Washington D.C. - On Thursday fishing communities and farmers from India represented by EarthRights International (ERI) filed suit against the International Finance Corporation (IFC), the private-lending arm of the World Bank Group, in federal court in Washington, D.C. The plaintiffs allege that the IFC caused the loss of their livelihoods, destroyed their lands and water, and created threats to their health by funding the Tata Mundra coal-fired power plant in Gujarat, India.
According to ERI, the World Bank Group caused serious harm to fisherfolk, farmers and villagers in northwest India by bankrolling a giant coal-fired power plant on an ecologically fragile stretch of coastline.
The suit accuses the World Bank Group’s the International Finance Corporation, of "irresponsible and negligent conduct" in handling its $450 million financing package for the coal plant. Lawyers for EarthRights International, an environmental group with offices in the U.S., South America and Asia, filed the suit on behalf of people living and working near the coal plant, which is located along the Gulf of Kutch, an inlet of the Arabian Sea.
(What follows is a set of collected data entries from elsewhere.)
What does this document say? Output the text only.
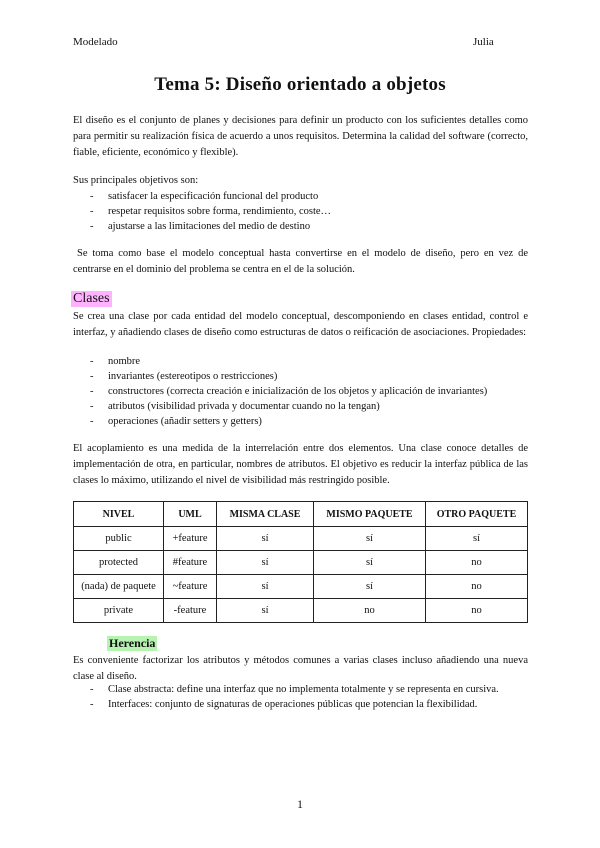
Modelado	Julia
Tema 5: Diseño orientado a objetos

El diseño es el conjunto de planes y decisiones para definir un producto con los suficientes detalles como para permitir su realización física de acuerdo a unos requisitos. Determina la calidad del software (correcto, fiable, eficiente, económico y flexible).

Sus principales objetivos son:

- satisfacer la especificación funcional del producto
- respetar requisitos sobre forma, rendimiento, coste…
- ajustarse a las limitaciones del medio de destino

Se toma como base el modelo conceptual hasta convertirse en el modelo de diseño, pero en vez de centrarse en el dominio del problema se centra en el de la solución.

Clases

Se crea una clase por cada entidad del modelo conceptual, descomponiendo en clases entidad, control e interfaz, y añadiendo clases de diseño como estructuras de datos o reificación de asociaciones. Propiedades:

- nombre
- invariantes (estereotipos o restricciones)
- constructores (correcta creación e inicialización de los objetos y aplicación de invariantes)
- atributos (visibilidad privada y documentar cuando no la tengan)
- operaciones (añadir setters y getters)

El acoplamiento es una medida de la interrelación entre dos elementos. Una clase conoce detalles de implementación de otra, en particular, nombres de atributos. El objetivo es reducir la interfaz pública de las clases lo máximo, utilizando el nivel de visibilidad más restringido posible.

NIVEL	UML	MISMA CLASE	MISMO PAQUETE	OTRO PAQUETE
public	+feature	sí	sí	sí
protected	#feature	sí	sí	no
(nada) de paquete	~feature	sí	sí	no
private	-feature	sí	no	no
Herencia

Es conveniente factorizar los atributos y métodos comunes a varias clases incluso añadiendo una nueva clase al diseño.

- Clase abstracta: define una interfaz que no implementa totalmente y se representa en cursiva.
- Interfaces: conjunto de signaturas de operaciones públicas que potencian la flexibilidad.
1
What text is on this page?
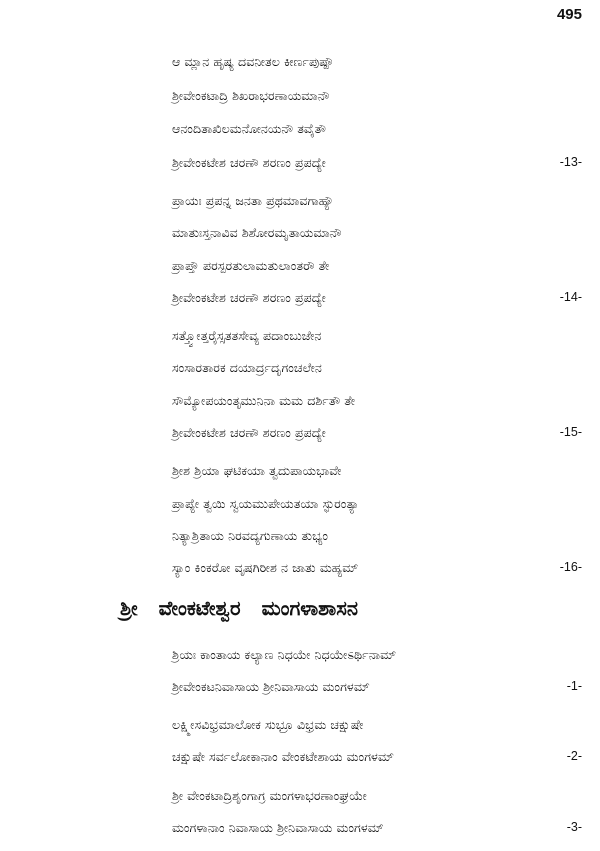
495
ಆ ಮ್ಲಾನ ಹೃಷ್ಯ ದವನೀತಲ ಕೀರ್ಣಪುಷ್ಪೌ
ಶ್ರೀವೇಂಕಟಾದ್ರಿ ಶಿಖರಾಭರಣಾಯಮಾನೌ
ಆನಂದಿತಾಖಿಲಮನೋನಯನೌ ತವೈತೌ
ಶ್ರೀವೇಂಕಟೇಶ ಚರಣೌ ಶರಣಂ ಪ್ರಪದ್ಯೇ	-13-
ಪ್ರಾಯಃ ಪ್ರಪನ್ನ ಜನತಾ ಪ್ರಥಮಾವಗಾಹ್ಯೌ
ಮಾತುಃಸ್ತನಾವಿವ ಶಿಶೋರಮೃತಾಯಮಾನೌ
ಪ್ರಾಪ್ತೌ ಪರಸ್ಪರತುಲಾಮತುಲಾಂತರೌ ತೇ
ಶ್ರೀವೇಂಕಟೇಶ ಚರಣೌ ಶರಣಂ ಪ್ರಪದ್ಯೇ	-14-
ಸತ್ತ್ವೋತ್ತರೈಸ್ಸತತಸೇವ್ಯ ಪದಾಂಬುಜೇನ
ಸಂಸಾರತಾರಕ ದಯಾರ್ದ್ರದೃಗಂಚಲೇನ
ಸೌಮ್ಯೋಪಯಂತೃಮುನಿನಾ ಮಮ ದರ್ಶಿತೌ ತೇ
ಶ್ರೀವೇಂಕಟೇಶ ಚರಣೌ ಶರಣಂ ಪ್ರಪದ್ಯೇ	-15-
ಶ್ರೀಶ ಶ್ರಿಯಾ ಘಟಿಕಯಾ ತ್ವದುಪಾಯಭಾವೇ
ಪ್ರಾಪ್ಯೇ ತ್ವಯಿ ಸ್ವಯಮುಪೇಯತಯಾ ಸ್ಫುರಂತ್ಯಾ
ನಿತ್ಯಾಶ್ರಿತಾಯ ನಿರವದ್ಯಗುಣಾಯ ತುಭ್ಯಂ
ಸ್ಯಾಂ ಕಿಂಕರೋ ವೃಷಗಿರೀಶ ನ ಜಾತು ಮಹ್ಯಮ್	-16-
ಶ್ರೀ ವೇಂಕಟೇಶ್ವರ ಮಂಗಳಾಶಾಸನ
ಶ್ರಿಯಃ ಕಾಂತಾಯ ಕಲ್ಯಾಣ ನಿಧಯೇ ನಿಧಯೇಽರ್ಥಿನಾಮ್
ಶ್ರೀವೇಂಕಟನಿವಾಸಾಯ ಶ್ರೀನಿವಾಸಾಯ ಮಂಗಳಮ್	-1-
ಲಕ್ಷ್ಮೀಸವಿಭ್ರಮಾಲೋಕ ಸುಭ್ರೂ ವಿಭ್ರಮ ಚಕ್ಷುಷೇ
ಚಕ್ಷುಷೇ ಸರ್ವಲೋಕಾನಾಂ ವೇಂಕಟೇಶಾಯ ಮಂಗಳಮ್	-2-
ಶ್ರೀ ವೇಂಕಟಾದ್ರಿಶೃಂಗಾಗ್ರ ಮಂಗಳಾಭರಣಾಂಘ್ರಯೇ
ಮಂಗಳಾನಾಂ ನಿವಾಸಾಯ ಶ್ರೀನಿವಾಸಾಯ ಮಂಗಳಮ್	-3-
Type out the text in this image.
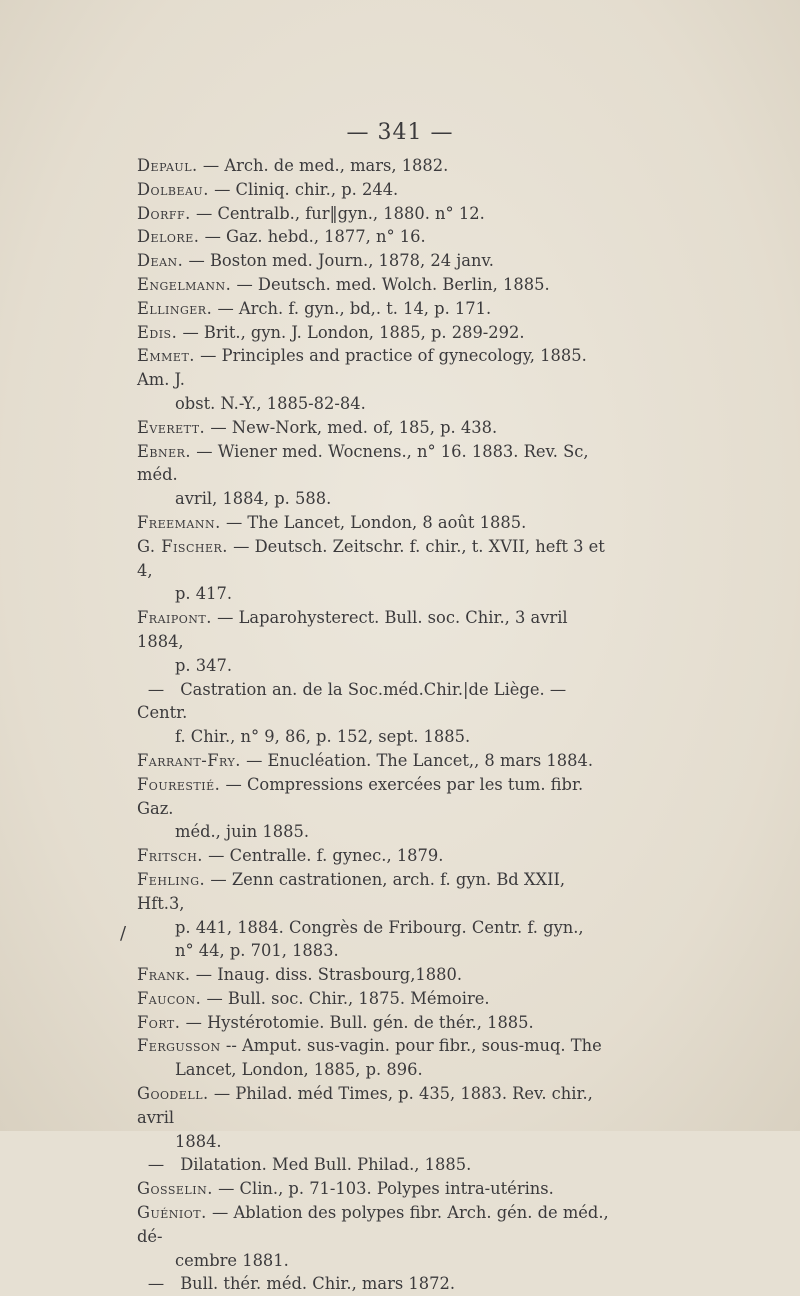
— 341 —
/
Depaul. — Arch. de med., mars, 1882.
Dolbeau. — Cliniq. chir., p. 244.
Dorff. — Centralb., fur‖gyn., 1880. n° 12.
Delore. — Gaz. hebd., 1877, n° 16.
Dean. — Boston med. Journ., 1878, 24 janv.
Engelmann. — Deutsch. med. Wolch. Berlin, 1885.
Ellinger. — Arch. f. gyn., bd,. t. 14, p. 171.
Edis. — Brit., gyn. J. London, 1885, p. 289-292.
Emmet. — Principles and practice of gynecology, 1885. Am. J.
obst. N.-Y., 1885-82-84.
Everett. — New-Nork, med. of, 185, p. 438.
Ebner. — Wiener med. Wocnens., n° 16. 1883. Rev. Sc, méd.
avril, 1884, p. 588.
Freemann. — The Lancet, London, 8 août 1885.
G. Fischer. — Deutsch. Zeitschr. f. chir., t. XVII, heft 3 et 4,
p. 417.
Fraipont. — Laparohysterect. Bull. soc. Chir., 3 avril 1884,
p. 347.
— Castration an. de la Soc.méd.Chir.|de Liège. — Centr.
f. Chir., n° 9, 86, p. 152, sept. 1885.
Farrant-Fry. — Enucléation. The Lancet,, 8 mars 1884.
Fourestié. — Compressions exercées par les tum. fibr. Gaz.
méd., juin 1885.
Fritsch. — Centralle. f. gynec., 1879.
Fehling. — Zenn castrationen, arch. f. gyn. Bd XXII, Hft.3,
p. 441, 1884. Congrès de Fribourg. Centr. f. gyn.,
n° 44, p. 701, 1883.
Frank. — Inaug. diss. Strasbourg,1880.
Faucon. — Bull. soc. Chir., 1875. Mémoire.
Fort. — Hystérotomie. Bull. gén. de thér., 1885.
Fergusson -- Amput. sus-vagin. pour fibr., sous-muq. The
Lancet, London, 1885, p. 896.
Goodell. — Philad. méd Times, p. 435, 1883. Rev. chir., avril
1884.
— Dilatation. Med Bull. Philad., 1885.
Gosselin. — Clin., p. 71-103. Polypes intra-utérins.
Guéniot. — Ablation des polypes fibr. Arch. gén. de méd., dé-
cembre 1881.
— Bull. thér. méd. Chir., mars 1872.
In previous statements, the IFC has said that area residents are better off because it helped finance the power plant, reported the ICIJ. "IFC has played a critical role in the Tata Mundra project, both in terms of investing and in providing guidance on environment and social practices," it said. By developing guidelines to reduce harm to neighbors, and helping Tata implement them, "IFC ensured that the project’s environmental and social impacts are in line with good international industry practices."
But as ERI claims, the plant has already dramatically affected the lives of the people who live in its shadow. The thermal pollution discharged from the plant’s cooling system has led to a dramatic decline in the fish populations that local fishing communities depend on.
"The IFC failed on all counts with the Tata Mundra project," said Rick Herz, ERI’s Litigation Coordinator. "While the IFC purports to support this project in the name of poverty reduction and development, its impacts fall hardest on the poorest and most vulnerable communities."